Sean Phillippi: Challenging path ahead for new Democratic leadership
FDP Chair Diaz wants divestment from Russia.

Manny A. Diaz FDP
Diaz and Dixon need to tear FDP down to the studs and start from scratch.

I always wonder whether newly elected Florida Democratic Party Chairs regret taking on that role a few weeks or months after taking over. That thought has definitely crossed my mind more than once this month. While doing that job well is incredibly important it is in many ways a truly awful job that I wouldn’t wish on my worst enemy. Like being a candidate for office, if it isn’t the hardest or among the hardest things you have ever done then you aren’t doing it right and will be an abysmal failure. Even though I had no role in the election of the new FDP Chair I was rooting for Manny Diaz to win as I thought that he was the only candidate running who had any chance of being successful in the role. Most all of the other candidates running are nice people and good Democrats, but while those attributes can be helpful they are not relevant to doing the job of FDP Chair well.

If anyone tells you that FDP was anything but a complete mess when the new Chair took over, they are either lying to you or lying to themselves. I, like many others, suspected that it was a complete disaster. Those suspicions were confirmed when the report came out that Chairman Diaz reduced the size of the bloated staff down to 6. That move, weirdly enough, gave me more confidence that Diaz will do better than many of his predecessors as it shows that he is willing to make a tough call when he feels like it is warranted. The hiring of Marcus Dixon as Executive Director was also encouraging, and how they fill out the rest of the staff will determine whether they can turn things around because the jobs of Chairman and Executive Director are way too big for any one person to do alone. It needs to be a team effort to have any chance to succeed.

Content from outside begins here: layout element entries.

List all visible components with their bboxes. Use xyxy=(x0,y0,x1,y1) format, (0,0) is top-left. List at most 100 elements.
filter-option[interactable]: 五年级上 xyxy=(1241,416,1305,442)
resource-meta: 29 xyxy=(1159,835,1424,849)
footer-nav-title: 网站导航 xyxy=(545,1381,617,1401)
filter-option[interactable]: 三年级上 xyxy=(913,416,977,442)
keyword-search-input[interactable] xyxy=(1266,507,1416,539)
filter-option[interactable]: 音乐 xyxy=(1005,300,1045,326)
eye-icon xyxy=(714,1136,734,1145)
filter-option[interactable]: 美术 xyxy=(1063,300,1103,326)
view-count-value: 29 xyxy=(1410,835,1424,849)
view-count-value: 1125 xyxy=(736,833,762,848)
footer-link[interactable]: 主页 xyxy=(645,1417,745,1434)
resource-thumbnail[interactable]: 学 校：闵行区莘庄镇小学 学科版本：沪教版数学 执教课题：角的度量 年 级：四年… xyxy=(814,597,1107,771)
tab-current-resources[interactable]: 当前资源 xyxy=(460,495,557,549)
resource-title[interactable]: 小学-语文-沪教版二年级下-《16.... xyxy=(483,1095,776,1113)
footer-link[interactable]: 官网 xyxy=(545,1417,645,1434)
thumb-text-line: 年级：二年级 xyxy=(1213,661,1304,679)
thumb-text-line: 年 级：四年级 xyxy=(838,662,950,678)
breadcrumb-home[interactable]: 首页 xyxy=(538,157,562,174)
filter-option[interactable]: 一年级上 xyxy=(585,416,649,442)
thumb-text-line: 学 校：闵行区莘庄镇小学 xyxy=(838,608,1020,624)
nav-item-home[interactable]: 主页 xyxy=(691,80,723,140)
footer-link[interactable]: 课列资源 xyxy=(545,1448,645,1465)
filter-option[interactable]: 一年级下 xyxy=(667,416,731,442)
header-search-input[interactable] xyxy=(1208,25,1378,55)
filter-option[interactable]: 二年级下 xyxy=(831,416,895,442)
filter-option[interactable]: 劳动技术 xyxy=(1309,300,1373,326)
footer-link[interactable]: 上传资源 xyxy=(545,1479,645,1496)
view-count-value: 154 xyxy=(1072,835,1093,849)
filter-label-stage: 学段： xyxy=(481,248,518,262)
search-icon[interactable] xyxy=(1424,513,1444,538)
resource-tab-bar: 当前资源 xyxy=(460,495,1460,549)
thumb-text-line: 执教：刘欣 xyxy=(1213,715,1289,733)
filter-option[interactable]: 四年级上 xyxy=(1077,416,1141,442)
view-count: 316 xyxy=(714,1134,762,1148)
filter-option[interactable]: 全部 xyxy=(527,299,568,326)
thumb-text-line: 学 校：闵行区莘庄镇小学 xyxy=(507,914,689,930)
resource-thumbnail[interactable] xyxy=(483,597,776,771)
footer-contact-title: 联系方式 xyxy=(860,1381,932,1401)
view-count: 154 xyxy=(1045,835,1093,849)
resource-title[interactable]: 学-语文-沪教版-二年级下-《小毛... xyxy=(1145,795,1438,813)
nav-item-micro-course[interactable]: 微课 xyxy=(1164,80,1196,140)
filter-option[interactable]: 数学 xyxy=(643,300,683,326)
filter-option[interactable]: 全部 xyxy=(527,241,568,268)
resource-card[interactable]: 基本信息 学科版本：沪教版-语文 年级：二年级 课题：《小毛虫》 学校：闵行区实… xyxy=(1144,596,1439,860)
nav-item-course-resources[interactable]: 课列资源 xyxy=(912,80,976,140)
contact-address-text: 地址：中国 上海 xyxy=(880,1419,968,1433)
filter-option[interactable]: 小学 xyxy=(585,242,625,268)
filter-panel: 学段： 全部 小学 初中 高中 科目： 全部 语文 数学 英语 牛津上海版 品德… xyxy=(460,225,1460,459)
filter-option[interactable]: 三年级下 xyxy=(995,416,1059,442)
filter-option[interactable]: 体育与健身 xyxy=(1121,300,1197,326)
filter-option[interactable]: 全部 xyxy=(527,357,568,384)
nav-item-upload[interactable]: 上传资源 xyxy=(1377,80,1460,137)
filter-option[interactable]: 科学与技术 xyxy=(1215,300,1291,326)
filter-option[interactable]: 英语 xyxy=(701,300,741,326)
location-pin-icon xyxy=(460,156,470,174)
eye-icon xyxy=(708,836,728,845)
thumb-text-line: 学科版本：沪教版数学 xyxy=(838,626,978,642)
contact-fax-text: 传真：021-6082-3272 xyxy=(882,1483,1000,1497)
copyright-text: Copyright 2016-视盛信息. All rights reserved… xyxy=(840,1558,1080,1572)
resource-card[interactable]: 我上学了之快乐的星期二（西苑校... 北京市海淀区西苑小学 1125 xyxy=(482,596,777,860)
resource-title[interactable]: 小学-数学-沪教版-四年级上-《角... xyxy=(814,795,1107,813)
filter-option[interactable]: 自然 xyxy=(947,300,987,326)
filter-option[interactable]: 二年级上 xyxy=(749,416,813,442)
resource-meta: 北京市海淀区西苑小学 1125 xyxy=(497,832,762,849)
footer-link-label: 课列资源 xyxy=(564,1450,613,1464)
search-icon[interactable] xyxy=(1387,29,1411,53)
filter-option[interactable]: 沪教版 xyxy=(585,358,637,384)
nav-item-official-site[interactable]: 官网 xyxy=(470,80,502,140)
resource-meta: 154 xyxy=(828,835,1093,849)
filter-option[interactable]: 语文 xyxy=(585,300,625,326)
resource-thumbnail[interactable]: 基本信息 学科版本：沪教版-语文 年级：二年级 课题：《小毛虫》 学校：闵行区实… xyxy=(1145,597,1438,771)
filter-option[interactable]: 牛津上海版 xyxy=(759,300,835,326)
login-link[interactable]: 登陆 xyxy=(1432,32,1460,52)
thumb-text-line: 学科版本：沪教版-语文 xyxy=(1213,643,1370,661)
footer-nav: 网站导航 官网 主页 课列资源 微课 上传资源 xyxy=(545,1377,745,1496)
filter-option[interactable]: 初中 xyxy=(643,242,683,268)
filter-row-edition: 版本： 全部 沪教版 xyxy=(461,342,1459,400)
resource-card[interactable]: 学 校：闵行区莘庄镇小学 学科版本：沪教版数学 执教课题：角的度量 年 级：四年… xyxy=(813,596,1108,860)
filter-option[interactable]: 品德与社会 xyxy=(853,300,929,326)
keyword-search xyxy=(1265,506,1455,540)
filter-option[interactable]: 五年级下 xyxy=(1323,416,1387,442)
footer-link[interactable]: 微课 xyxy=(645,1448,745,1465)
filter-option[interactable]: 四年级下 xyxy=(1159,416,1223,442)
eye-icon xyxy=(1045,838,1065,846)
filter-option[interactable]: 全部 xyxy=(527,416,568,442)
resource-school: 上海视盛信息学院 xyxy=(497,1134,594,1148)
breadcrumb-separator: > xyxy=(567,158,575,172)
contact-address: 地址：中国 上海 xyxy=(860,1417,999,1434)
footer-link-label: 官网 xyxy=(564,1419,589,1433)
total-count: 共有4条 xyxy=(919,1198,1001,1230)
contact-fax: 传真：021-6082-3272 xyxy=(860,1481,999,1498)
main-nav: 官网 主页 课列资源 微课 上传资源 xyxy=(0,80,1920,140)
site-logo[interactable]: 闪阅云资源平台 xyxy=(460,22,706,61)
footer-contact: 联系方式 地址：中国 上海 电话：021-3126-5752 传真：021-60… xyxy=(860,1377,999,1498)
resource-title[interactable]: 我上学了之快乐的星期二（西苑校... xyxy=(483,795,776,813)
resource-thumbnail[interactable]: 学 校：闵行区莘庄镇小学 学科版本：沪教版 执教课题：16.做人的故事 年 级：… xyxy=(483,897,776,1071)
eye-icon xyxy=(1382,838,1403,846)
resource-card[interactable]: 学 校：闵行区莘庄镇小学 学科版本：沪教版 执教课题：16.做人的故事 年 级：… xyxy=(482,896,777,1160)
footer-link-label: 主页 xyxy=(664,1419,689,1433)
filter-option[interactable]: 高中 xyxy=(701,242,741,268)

A new Chairman and new Executive Director doesn’t inherently change much though without more systemic changes. It is time for FDP to get back to first principles and start doing the fundamentals really well. In my mind the top priority of FDP is to elect and re-elect Democrats. How do you win an election? By getting the most votes. I know that sounds overly simplistic, but it isn’t easy. Democrats have lost the last six total presidential, gubernatorial, and US senatorial elections in this state so you can’t go wrong by mastering the basics. There is a lot of noise and innumerable distractions in politics, so it is easy to take your eye off the ball. The question that I ask myself for my campaign clients, and FDP should constantly ask themselves, is whether an activity directly or indirectly leads to getting more votes. If it does then it is worth consideration. If it doesn’t, then it is a distraction that should be ignored.

Things that lead to votes are direct and active voter contact, registering more Democrats, and raising money among many other things. If you cannot scientifically prove, since Democrats are purportedly the party of science, that an activity leads to more votes then you really have to strongly consider reallocating those resources. It was the stated position of then-interim Executive Director Roosevelt Holmes that the Florida Democratic Party wasn’t at all interested in doing advanced analytical work in that or any other realm. His successors at FDP didn’t seem to deviate from that path, and the subsequent election results show it. FDP has to learn to crawl before it can walk though, so investing in advanced analytics, while necessary, should not be a high or immediate priority any time in the near future.

Diaz and Dixon need to, if they haven’t already, tear FDP down to the studs and start from scratch. They shouldn’t throw the baby out with the bathwater, but there are too many issues to try and fix the current way of doing things as it simply doesn’t work. The first and most important part of that is a strong finance department and fundraising strategy as if you don’t have money to pay for things then nothing else really matters. Another crucial steps that need to be implemented immediately is across the board accountability. I am not a fan of shaming or blaming people for their failures, but if people aren’t held accountable then there is no incentive for them to learn from their mistakes and do better going forward. There are serious foundational issues at FDP, so throwing up a proverbial new coat of paint won’t fix much. Fundamental change is not only needed at FDP but long overdue.


Sean Phillippi is the managing member at TLE Analytics.